If you’re a young man diagnosed with prostate cancer, maybe your first thought is, “Am I going to die?” And then, “What’s the best way to treat this?” And then: “Will I ever get my life back?”
And here’s the thing: By the time they get to that third question, a lot of men get complacent or worn out, or discouraged. They accept the new normal. They figure: “The cancer’s gone. Yay! I should just be happy for that.”
And if the cancer is gone, thank goodness! What a blessing! There are many men who would give anything to be in your shoes. But what if you’re in your late forties, or early fifties, with decades ahead of you? Is it wrong to want more?
Hell, no! Listen to these words: It is not wrong to want to have your old life back after treatment for prostate cancer.
So, if you have had surgery, and you’re having persistent incontinence, talk to your urologist. There are lots of things you can do, including biofeedback, Kegel exercises, or surgical options that we will discuss in another post.

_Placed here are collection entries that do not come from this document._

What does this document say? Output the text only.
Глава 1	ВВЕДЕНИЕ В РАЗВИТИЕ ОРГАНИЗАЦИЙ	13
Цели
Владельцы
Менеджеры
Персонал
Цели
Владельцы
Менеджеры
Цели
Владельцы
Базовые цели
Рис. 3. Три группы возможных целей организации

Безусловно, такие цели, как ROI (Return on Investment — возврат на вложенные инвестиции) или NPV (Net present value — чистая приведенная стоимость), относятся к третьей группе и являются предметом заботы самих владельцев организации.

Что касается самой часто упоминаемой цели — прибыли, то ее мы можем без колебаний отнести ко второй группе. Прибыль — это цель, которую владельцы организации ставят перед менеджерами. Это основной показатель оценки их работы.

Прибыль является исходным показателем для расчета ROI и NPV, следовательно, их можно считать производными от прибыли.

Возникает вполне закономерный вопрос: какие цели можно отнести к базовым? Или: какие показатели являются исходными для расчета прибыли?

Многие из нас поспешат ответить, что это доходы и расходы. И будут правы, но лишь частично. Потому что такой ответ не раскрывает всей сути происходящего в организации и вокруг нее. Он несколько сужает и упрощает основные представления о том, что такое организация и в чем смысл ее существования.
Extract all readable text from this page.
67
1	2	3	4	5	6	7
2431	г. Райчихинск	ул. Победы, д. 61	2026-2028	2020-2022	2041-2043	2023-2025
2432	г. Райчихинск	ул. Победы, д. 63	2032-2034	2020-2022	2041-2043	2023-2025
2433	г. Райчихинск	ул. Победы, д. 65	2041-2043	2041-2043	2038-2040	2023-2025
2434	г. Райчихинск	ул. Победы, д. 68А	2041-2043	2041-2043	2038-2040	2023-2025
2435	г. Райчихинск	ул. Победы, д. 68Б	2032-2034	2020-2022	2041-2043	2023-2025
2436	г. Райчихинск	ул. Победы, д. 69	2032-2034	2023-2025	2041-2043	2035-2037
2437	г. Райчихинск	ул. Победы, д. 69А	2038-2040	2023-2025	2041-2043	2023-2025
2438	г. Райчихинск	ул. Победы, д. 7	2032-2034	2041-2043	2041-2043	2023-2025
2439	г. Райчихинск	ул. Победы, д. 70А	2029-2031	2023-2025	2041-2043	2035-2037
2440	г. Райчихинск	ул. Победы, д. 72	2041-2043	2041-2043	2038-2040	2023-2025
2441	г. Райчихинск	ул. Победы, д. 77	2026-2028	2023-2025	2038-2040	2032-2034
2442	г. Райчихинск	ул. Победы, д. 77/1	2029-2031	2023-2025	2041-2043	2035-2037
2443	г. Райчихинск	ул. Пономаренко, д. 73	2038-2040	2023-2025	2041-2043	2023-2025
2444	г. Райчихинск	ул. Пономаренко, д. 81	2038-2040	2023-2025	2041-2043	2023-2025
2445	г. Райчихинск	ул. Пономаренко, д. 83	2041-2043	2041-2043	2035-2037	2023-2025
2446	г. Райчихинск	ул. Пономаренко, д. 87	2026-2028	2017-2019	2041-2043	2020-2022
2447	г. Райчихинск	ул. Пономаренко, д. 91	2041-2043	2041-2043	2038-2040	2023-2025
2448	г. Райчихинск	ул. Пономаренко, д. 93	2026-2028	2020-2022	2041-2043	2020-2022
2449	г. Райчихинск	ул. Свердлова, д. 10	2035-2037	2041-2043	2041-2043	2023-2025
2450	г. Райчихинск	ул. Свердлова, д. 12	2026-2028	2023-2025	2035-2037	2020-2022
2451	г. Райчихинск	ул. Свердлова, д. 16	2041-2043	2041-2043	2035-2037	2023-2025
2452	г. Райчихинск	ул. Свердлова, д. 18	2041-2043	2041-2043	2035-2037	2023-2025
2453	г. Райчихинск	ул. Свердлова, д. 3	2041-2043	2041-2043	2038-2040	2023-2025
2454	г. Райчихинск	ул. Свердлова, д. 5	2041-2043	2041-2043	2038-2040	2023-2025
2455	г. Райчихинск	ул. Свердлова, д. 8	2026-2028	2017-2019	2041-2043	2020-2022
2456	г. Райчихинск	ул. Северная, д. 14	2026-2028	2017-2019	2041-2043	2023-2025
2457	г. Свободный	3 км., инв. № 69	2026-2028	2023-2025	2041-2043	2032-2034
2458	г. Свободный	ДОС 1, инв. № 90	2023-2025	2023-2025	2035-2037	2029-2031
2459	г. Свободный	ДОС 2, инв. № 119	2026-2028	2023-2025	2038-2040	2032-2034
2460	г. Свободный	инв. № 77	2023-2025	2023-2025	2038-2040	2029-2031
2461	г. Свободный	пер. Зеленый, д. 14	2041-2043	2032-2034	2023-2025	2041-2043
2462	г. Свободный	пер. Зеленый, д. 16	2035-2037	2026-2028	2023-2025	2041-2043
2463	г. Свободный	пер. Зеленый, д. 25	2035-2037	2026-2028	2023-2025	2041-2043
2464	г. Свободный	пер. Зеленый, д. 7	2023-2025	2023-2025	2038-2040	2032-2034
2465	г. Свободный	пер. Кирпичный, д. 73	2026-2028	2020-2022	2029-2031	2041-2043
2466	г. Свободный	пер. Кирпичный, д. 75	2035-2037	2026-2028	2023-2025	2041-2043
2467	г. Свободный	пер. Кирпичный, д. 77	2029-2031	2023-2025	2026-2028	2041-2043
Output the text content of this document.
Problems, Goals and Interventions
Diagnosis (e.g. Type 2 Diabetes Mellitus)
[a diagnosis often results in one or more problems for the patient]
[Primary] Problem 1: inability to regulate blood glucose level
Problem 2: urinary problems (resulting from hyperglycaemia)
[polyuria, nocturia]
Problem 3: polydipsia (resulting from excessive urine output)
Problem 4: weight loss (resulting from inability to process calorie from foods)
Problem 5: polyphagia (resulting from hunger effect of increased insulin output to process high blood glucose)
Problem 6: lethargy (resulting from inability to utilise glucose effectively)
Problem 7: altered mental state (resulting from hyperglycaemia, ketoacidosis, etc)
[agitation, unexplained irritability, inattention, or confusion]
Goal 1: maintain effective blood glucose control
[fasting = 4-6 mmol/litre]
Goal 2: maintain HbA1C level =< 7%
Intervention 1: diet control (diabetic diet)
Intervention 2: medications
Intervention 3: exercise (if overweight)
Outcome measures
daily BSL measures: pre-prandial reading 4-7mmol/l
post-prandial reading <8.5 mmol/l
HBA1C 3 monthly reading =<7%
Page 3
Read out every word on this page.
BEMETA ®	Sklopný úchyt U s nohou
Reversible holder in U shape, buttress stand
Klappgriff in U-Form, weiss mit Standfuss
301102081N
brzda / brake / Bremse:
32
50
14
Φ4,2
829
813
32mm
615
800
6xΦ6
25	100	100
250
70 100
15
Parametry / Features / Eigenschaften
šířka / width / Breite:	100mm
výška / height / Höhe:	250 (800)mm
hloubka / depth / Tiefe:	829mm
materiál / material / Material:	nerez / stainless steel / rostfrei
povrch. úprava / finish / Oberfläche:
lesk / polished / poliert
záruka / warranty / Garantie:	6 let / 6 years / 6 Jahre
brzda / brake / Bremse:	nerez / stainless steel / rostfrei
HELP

If you are having persistent trouble with sexual recovery, there’s help for you, too. A lot of men, once their cancer is cured, are basically turned loose by their urologist: be free, and enjoy your life. But they need extra help, which starts with penile rehabilitation. We have discussed that here and here. Options include pills (there are several, including Viagra and Cialis); penile injections; a vacuum erection device; and a penile prosthesis. In this post, Johns Hopkins urologist Trinity Bivalacqua says: The prosthesis is “just phenomenal. Pills like Viagra are popular, because they’re easy to take, and when they work, they’re great. But the next most popular option is the penile prosthesis, and it works as advertised 100 percent of the time.” I also commented in that post that “It also looks 100 percent natural. It’s not some cyborg penis. For all practical purposes, it is your actual penis – just more reliable.”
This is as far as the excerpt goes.